Smart fabric could store passcodes in your clothes invisibly

Scientists including one of Indian-origin have created fabrics and fashion accessories that can store data—from security codes to identification tags—without needing any on-board electronics or sensors.The data can be read using an instrument embedded in existing smartphones to enable navigation apps, according to a paper presented at the Association for Computing Machinery’s User Interface Software and Technology Symposium (UIST 2017) in Quebec, Canada.

“This is a completely electronic-free design, which means you can iron the smart fabric or put it in the washer and dryer,” said senior author Shyam Gollakota, Associate Professor at the University of Washington.

“You can think of the fabric as a hard disk—you’re actually doing this data storage on the clothes you’re wearing,” Gollakota said.

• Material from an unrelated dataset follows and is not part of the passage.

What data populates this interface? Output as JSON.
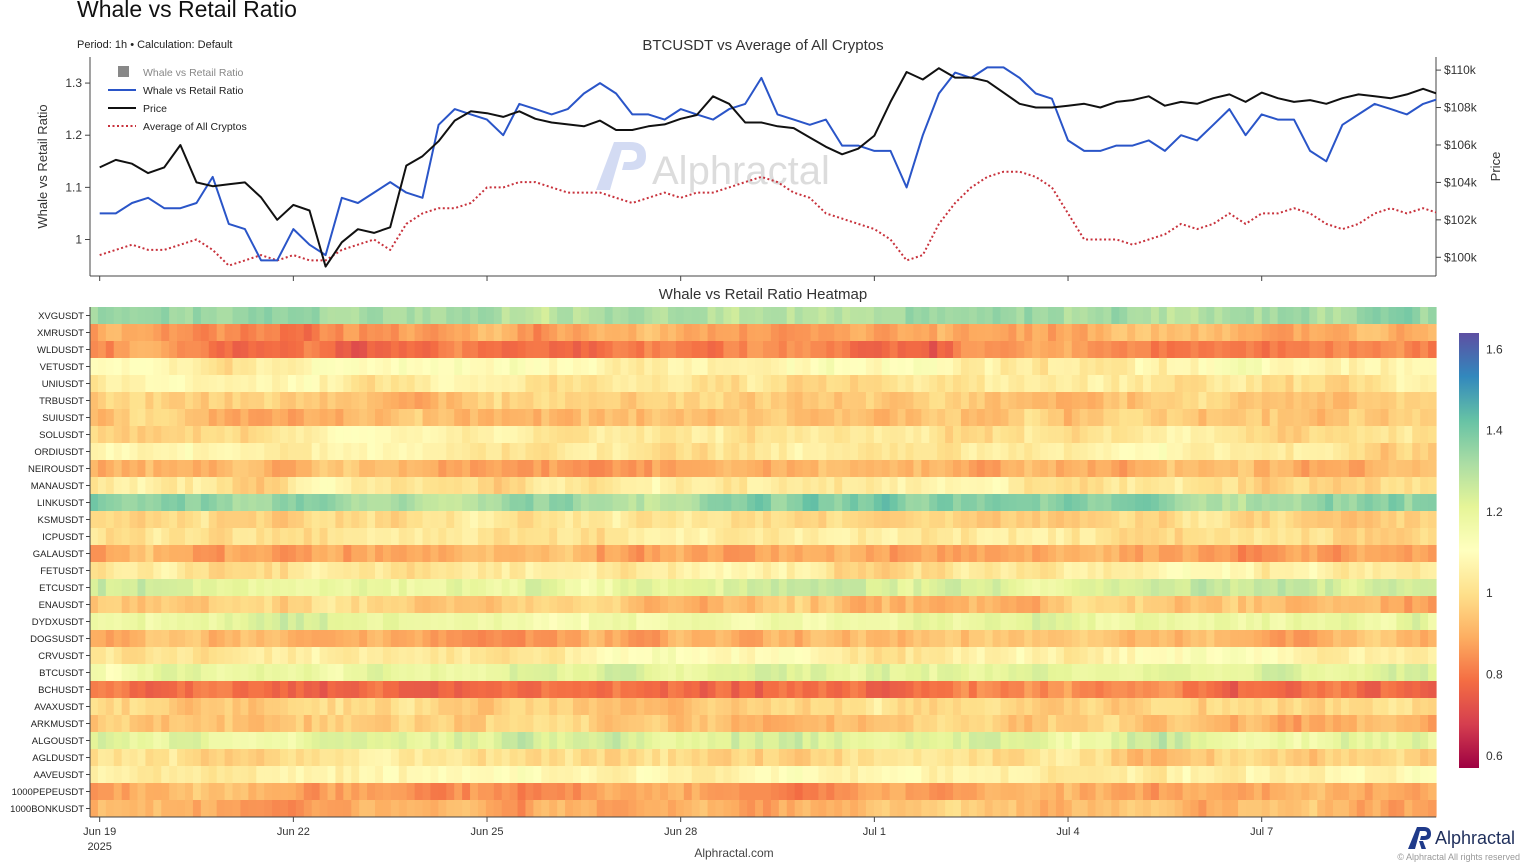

To create the smart fabric, the researchers leveraged magnetic properties of off-the-shelf conductive thread.

Most people today combine conductive thread—embroidery thread that can carry an electrical current—with other types of electronics to create outfits, stuffed animals or accessories that light up or communicate.

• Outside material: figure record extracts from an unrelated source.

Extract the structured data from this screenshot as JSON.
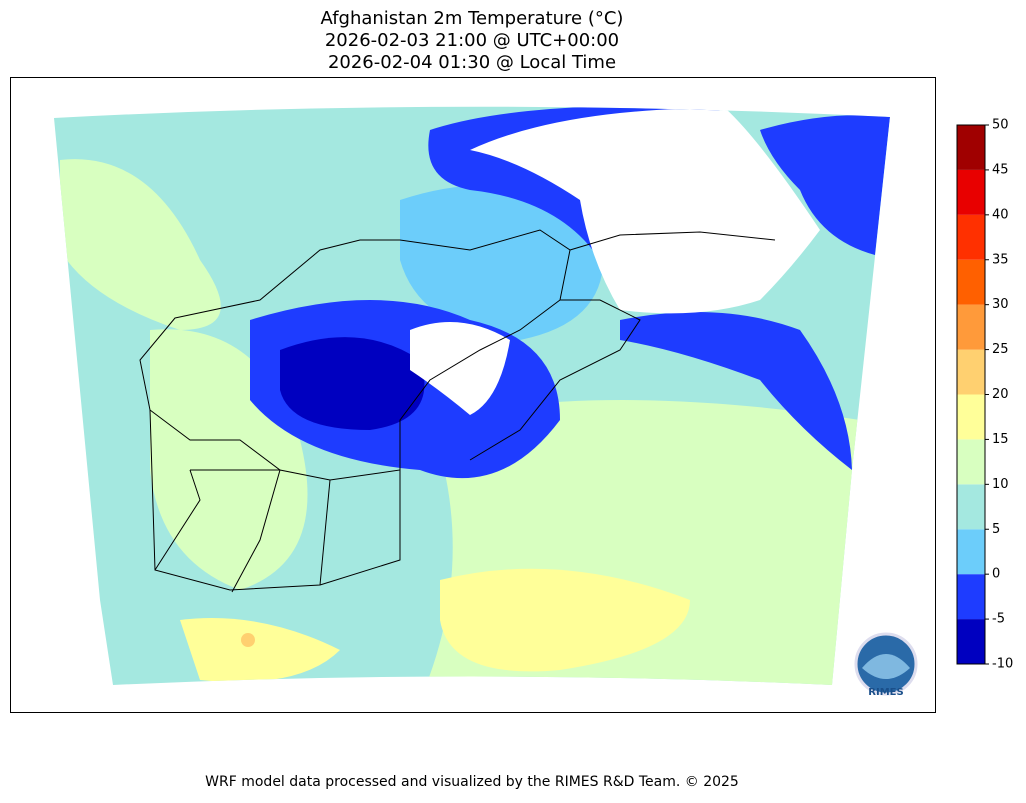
{
  "header": {
    "title_lines": [
      "Afghanistan 2m Temperature (°C)",
      "2026-02-03 21:00 @ UTC+00:00",
      "2026-02-04 01:30 @ Local Time"
    ]
  },
  "colorbar": {
    "levels": [
      -10,
      -5,
      0,
      5,
      10,
      15,
      20,
      25,
      30,
      35,
      40,
      45,
      50
    ],
    "colors": [
      "#0000c0",
      "#1e3cff",
      "#6ccdfa",
      "#a4e8e0",
      "#d8ffc0",
      "#ffff99",
      "#ffd070",
      "#ff9a3a",
      "#ff6000",
      "#ff3000",
      "#e80000",
      "#a00000"
    ]
  },
  "logo": {
    "text": "RIMES"
  },
  "footer": {
    "text": "WRF model data processed and visualized by the RIMES R&D Team. © 2025"
  }
}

But the researchers realised that this off-the-shelf conductive thread also has magnetic properties that can be manipulated to store either digital data or visual information like letters or numbers.

This data can be read by a magnetometer, an inexpensive instrument that measures the direction and strength of magnetic fields and is embedded in most smartphones.

“We are using something that already exists on a smartphone and uses almost no power, so the cost of reading this type of data is negligible,” Gollakota said.

In one example, they stored the passcode to an electronic door lock on a patch of conductive fabric sewn to a shirt cuff.

They unlocked the door by waving the cuff in front of an array of magnetometers.

The researchers said they also created fashion accessories like a tie, belt, necklace and wristband and decoded the data by swiping a smartphone across them.